The Retailers Association of India (RAI) has welcomed the GST reforms, calling them a vital step towards simpler and fairer taxation. However, the Indian retailers’ body has flagged at least four key concerns regarding specific categories and structural issues that it seeks the government to address.
In a statement, RAI appreciated GST reforms, describing them as supportive of overall retail sector growth as they can lower consumer prices, stimulate consumption, and enhance the ease of doing business, especially for retailers and MSMEs.
It also hailed the removal of the inverted duty structure across the textile value chain, which brings much-needed clarity, balance, and predictability to the industry.
However, despite the positive changes, RAI has highlighted the following four key concerns regarding specific categories and structural issues:
1. Structural flaws in price-based GST slabs
RAI sees structural flaws in price-based GST slabs. As per the association, price-based thresholds will create distortions and promote grey market activity, lead to misreporting and compliance challenges, and harm organised retail, especially for mid- and premium-priced products.

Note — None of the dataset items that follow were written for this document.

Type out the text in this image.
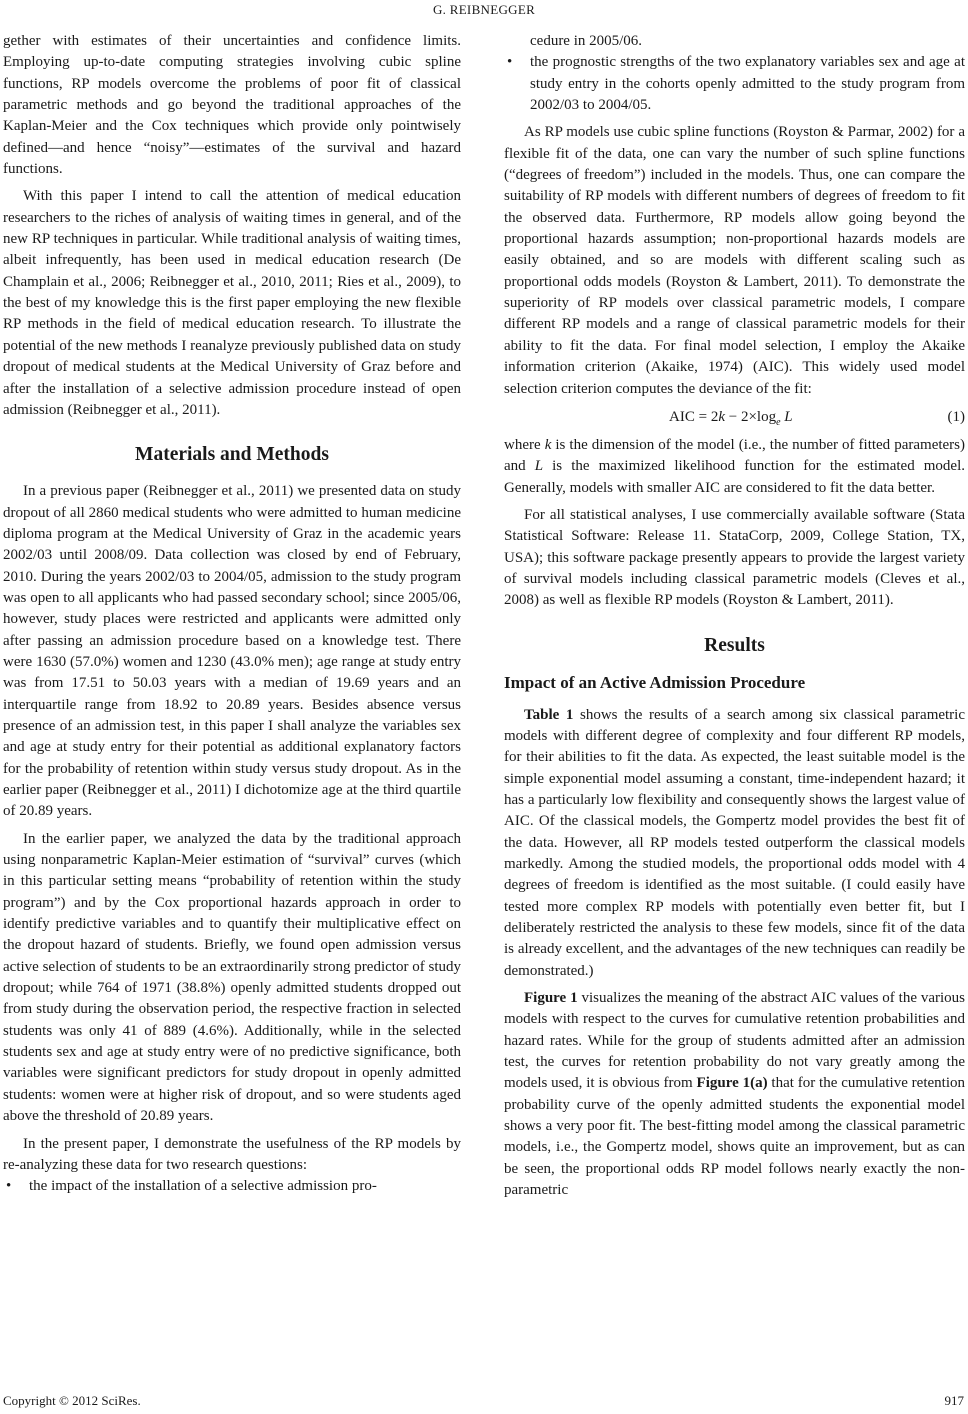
G. REIBNEGGER

gether with estimates of their uncertainties and confidence limits. Employing up-to-date computing strategies involving cubic spline functions, RP models overcome the problems of poor fit of classical parametric methods and go beyond the traditional approaches of the Kaplan-Meier and the Cox techniques which provide only pointwisely defined—and hence “noisy”—estimates of the survival and hazard functions.

With this paper I intend to call the attention of medical education researchers to the riches of analysis of waiting times in general, and of the new RP techniques in particular. While traditional analysis of waiting times, albeit infrequently, has been used in medical education research (De Champlain et al., 2006; Reibnegger et al., 2010, 2011; Ries et al., 2009), to the best of my knowledge this is the first paper employing the new flexible RP methods in the field of medical education research. To illustrate the potential of the new methods I reanalyze previously published data on study dropout of medical students at the Medical University of Graz before and after the installation of a selective admission procedure instead of open admission (Reibnegger et al., 2011).

Materials and Methods

In a previous paper (Reibnegger et al., 2011) we presented data on study dropout of all 2860 medical students who were admitted to human medicine diploma program at the Medical University of Graz in the academic years 2002/03 until 2008/09. Data collection was closed by end of February, 2010. During the years 2002/03 to 2004/05, admission to the study program was open to all applicants who had passed secondary school; since 2005/06, however, study places were restricted and applicants were admitted only after passing an admission procedure based on a knowledge test. There were 1630 (57.0%) women and 1230 (43.0% men); age range at study entry was from 17.51 to 50.03 years with a median of 19.69 years and an interquartile range from 18.92 to 20.89 years. Besides absence versus presence of an admission test, in this paper I shall analyze the variables sex and age at study entry for their potential as additional explanatory factors for the probability of retention within study versus study dropout. As in the earlier paper (Reibnegger et al., 2011) I dichotomize age at the third quartile of 20.89 years.

In the earlier paper, we analyzed the data by the traditional approach using nonparametric Kaplan-Meier estimation of “survival” curves (which in this particular setting means “probability of retention within the study program”) and by the Cox proportional hazards approach in order to identify predictive variables and to quantify their multiplicative effect on the dropout hazard of students. Briefly, we found open admission versus active selection of students to be an extraordinarily strong predictor of study dropout; while 764 of 1971 (38.8%) openly admitted students dropped out from study during the observation period, the respective fraction in selected students was only 41 of 889 (4.6%). Additionally, while in the selected students sex and age at study entry were of no predictive significance, both variables were significant predictors for study dropout in openly admitted students: women were at higher risk of dropout, and so were students aged above the threshold of 20.89 years.

In the present paper, I demonstrate the usefulness of the RP models by re-analyzing these data for two research questions:

• the impact of the installation of a selective admission pro-
cedure in 2005/06.
• the prognostic strengths of the two explanatory variables sex and age at study entry in the cohorts openly admitted to the study program from 2002/03 to 2004/05.

As RP models use cubic spline functions (Royston & Parmar, 2002) for a flexible fit of the data, one can vary the number of such spline functions (“degrees of freedom”) included in the models. Thus, one can compare the suitability of RP models with different numbers of degrees of freedom to fit the observed data. Furthermore, RP models allow going beyond the proportional hazards assumption; non-proportional hazards models are easily obtained, and so are models with different scaling such as proportional odds models (Royston & Lambert, 2011). To demonstrate the superiority of RP models over classical parametric models, I compare different RP models and a range of classical parametric models for their ability to fit the data. For final model selection, I employ the Akaike information criterion (Akaike, 1974) (AIC). This widely used model selection criterion computes the deviance of the fit:

AIC = $2k - 2\times\log_e$ L	(1)

where k is the dimension of the model (i.e., the number of fitted parameters) and L is the maximized likelihood function for the estimated model. Generally, models with smaller AIC are considered to fit the data better.

For all statistical analyses, I use commercially available software (Stata Statistical Software: Release 11. StataCorp, 2009, College Station, TX, USA); this software package presently appears to provide the largest variety of survival models including classical parametric models (Cleves et al., 2008) as well as flexible RP models (Royston & Lambert, 2011).

Results
Impact of an Active Admission Procedure

Table 1 shows the results of a search among six classical parametric models with different degree of complexity and four different RP models, for their abilities to fit the data. As expected, the least suitable model is the simple exponential model assuming a constant, time-independent hazard; it has a particularly low flexibility and consequently shows the largest value of AIC. Of the classical models, the Gompertz model provides the best fit of the data. However, all RP models tested outperform the classical models markedly. Among the studied models, the proportional odds model with 4 degrees of freedom is identified as the most suitable. (I could easily have tested more complex RP models with potentially even better fit, but I deliberately restricted the analysis to these few models, since fit of the data is already excellent, and the advantages of the new techniques can readily be demonstrated.)

Figure 1 visualizes the meaning of the abstract AIC values of the various models with respect to the curves for cumulative retention probabilities and hazard rates. While for the group of students admitted after an admission test, the curves for retention probability do not vary greatly among the models used, it is obvious from Figure 1(a) that for the cumulative retention probability curve of the openly admitted students the exponential model shows a very poor fit. The best-fitting model among the classical parametric models, i.e., the Gompertz model, shows quite an improvement, but as can be seen, the proportional odds RP model follows nearly exactly the non-parametric

Copyright © 2012 SciRes.	917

It will also discourage domestic manufacturing, undermining ‘Make in India’, and create artificial barriers that force consumers to downgrade instead of expanding natural demand.
RAI recommends moving to a flat GST rate across product categories.
2. Garments and footwear above ₹2,500
RAI said placing garments and footwear above ₹2,500 in the 18 per cent GST slab will hurt middle-class affordability, weaken the organised retail and garment sector, and impact categories such as wedding apparel, winter wear, artisan-made, festive, and traditional products.
RAI recommends that all garments and footwear should ideally be taxed at 5%, or at the very least, a more reasonable price threshold should be established.
3. Mobile phones are still taxed at 18%
RAI stated that mobile phones are essential goods, not luxuries. Lowering GST from 18% to 5% would boost affordability, support the digital India mission, and expand access to digital tools for the broader population.
4. GST on commercial rentals
RAI reiterated its long-standing demand to reduce GST on commercial rentals from 18% to 5% for retail outlets.
“Renting is merely the grant of the right to use immovable property, not a service or manufacturing activity. Such properties are already subject to state levies like stamp duty, registration charges, and property tax. Levying 18% GST results in blocked working capital. It significantly impacts lakhs of small and medium retailers,” said the retailers’ associations.
RAI recommends reducing GST on commercial rentals to 5% to support retail viability and eliminate inverted duty structures across key categories.